Die Universität Bayreuth ist eine forschungsorientierte Universität mit international kompetitiven und interdisziplinär ausgerichteten Profilfeldern in Forschung und Lehre.
An der Rechts- und Wirtschaftswissenschaftlichen Fakultät der Universität Bayreuth ist zum nächstmöglichen Zeitpunkt eine neue
W 3-Professur (Lehrstuhl) für Verbraucherrecht
mit Öffentlichem Recht oder Zivilrecht
erstmals zu besetzen. Die Professur wird zunächst aus Mitteln des Bundesministeriums für Ernährung, Landwirtschaft und Verbraucherschutz (BMELV) finanziert. Die Berufung erfolgt unbefristet.
Bewerberinnen und Bewerber sollen in Materien des Verbraucherrechts ausgewiesen sein. Da es sich beim Verbraucherrecht um eine Querschnittsmaterie handelt, sind sowohl Vertreter/innen des Zivilrechts als auch des Öffentlichen Rechts zu einer Bewerbung aufgefordert. Um dem angestrebten übergreifenden Forschungsansatz des Lehrstuhles gerecht zu werden, wird von im Kernfach zivil- oder öffentlich-rechtlichen Bewerberinnen und Bewerbern erwartet, ggf. auch Mitarbeiter oder Doktoranden mit jeweils anders gelagerter Kernfachausrichtung zu beschäftigen oder zu betreuen.

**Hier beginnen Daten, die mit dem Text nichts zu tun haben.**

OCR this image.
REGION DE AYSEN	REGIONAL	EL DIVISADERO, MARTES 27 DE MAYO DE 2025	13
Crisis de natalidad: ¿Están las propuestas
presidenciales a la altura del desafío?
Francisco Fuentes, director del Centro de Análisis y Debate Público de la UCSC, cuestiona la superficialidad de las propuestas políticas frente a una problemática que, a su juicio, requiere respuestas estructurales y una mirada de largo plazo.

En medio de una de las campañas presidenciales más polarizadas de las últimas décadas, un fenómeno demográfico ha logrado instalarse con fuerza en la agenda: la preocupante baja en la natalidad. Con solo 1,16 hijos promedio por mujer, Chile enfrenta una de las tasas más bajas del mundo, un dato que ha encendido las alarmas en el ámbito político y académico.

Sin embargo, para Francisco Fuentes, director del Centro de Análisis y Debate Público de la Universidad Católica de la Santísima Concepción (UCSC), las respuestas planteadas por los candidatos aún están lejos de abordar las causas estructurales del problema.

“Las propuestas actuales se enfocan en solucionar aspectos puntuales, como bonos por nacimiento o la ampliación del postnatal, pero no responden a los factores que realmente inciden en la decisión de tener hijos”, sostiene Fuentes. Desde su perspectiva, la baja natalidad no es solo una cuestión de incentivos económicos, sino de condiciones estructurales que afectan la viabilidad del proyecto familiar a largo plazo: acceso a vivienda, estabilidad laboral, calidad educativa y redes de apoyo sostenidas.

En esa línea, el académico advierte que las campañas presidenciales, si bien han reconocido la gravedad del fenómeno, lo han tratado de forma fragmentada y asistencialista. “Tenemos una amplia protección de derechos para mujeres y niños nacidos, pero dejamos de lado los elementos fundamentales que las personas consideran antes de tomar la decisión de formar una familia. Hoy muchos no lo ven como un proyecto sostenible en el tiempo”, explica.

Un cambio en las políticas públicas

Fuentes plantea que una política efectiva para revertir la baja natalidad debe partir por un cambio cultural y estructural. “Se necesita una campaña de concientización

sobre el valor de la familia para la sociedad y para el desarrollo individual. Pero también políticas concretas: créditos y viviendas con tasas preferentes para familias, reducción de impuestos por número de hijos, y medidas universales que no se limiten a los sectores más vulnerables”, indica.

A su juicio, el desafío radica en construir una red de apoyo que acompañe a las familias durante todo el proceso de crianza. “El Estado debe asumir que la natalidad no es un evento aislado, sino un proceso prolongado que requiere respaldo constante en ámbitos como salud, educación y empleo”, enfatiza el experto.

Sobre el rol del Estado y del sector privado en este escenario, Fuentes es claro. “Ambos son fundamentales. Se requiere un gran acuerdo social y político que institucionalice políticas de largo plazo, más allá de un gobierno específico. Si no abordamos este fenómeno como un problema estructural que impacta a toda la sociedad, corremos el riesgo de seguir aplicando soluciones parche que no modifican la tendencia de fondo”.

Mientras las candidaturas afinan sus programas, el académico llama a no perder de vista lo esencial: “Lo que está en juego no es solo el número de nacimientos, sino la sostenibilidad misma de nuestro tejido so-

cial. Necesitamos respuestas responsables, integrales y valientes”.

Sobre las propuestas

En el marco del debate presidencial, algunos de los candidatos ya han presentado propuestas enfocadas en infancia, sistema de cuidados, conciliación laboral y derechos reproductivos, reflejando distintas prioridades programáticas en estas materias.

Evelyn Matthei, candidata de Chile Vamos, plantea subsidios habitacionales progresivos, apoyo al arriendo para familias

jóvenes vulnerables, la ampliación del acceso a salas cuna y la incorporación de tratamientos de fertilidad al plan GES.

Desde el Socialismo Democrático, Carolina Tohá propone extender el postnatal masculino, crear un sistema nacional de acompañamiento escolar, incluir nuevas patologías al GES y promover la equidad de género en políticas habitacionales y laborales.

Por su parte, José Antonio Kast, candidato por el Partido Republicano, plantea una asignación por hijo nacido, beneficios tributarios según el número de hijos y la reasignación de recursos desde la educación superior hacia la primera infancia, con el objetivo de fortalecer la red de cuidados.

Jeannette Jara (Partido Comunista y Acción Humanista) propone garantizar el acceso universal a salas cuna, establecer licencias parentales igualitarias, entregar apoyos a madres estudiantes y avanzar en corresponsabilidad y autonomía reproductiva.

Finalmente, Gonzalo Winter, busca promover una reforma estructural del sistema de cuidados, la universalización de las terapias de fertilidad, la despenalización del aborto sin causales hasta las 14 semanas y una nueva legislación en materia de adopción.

Forschungsaufgaben der Stiftungsprofessur sind sowohl übergreifende Fragestellungen des Verbraucherrechts als auch Forschungen aus einzelnen Kernbereichen des Verbraucherrechts (z. B. digitale Welt, Datenschutz, liberalisierte Märkte wie Energie und Telekommunikation, Finanzdienstleistungen, Verbraucherinformationsrecht, Rechtsdurchsetzung, Lebensmittel- und Gesundheitsrecht sowie die europarechtlichen Dimensionen). Bewerber/innen müssen zur intra- und interdisziplinären Forschung bereit sein. Erwartet werden außerdem der Aufbau eines juristischen Schwerpunktbereichs „Verbraucherrecht“ und die Beteiligung an ihm, der Aufbau einer neuen Forschungsstelle für Verbraucherrecht und die Bereitschaft, das BMELV aktiv bei der wissenschaftlichen Vorbereitung und Durchführung der regelmäßigen Verbraucherrechtstage („Bamberger Verbraucherrechtstage“) zu unterstützen.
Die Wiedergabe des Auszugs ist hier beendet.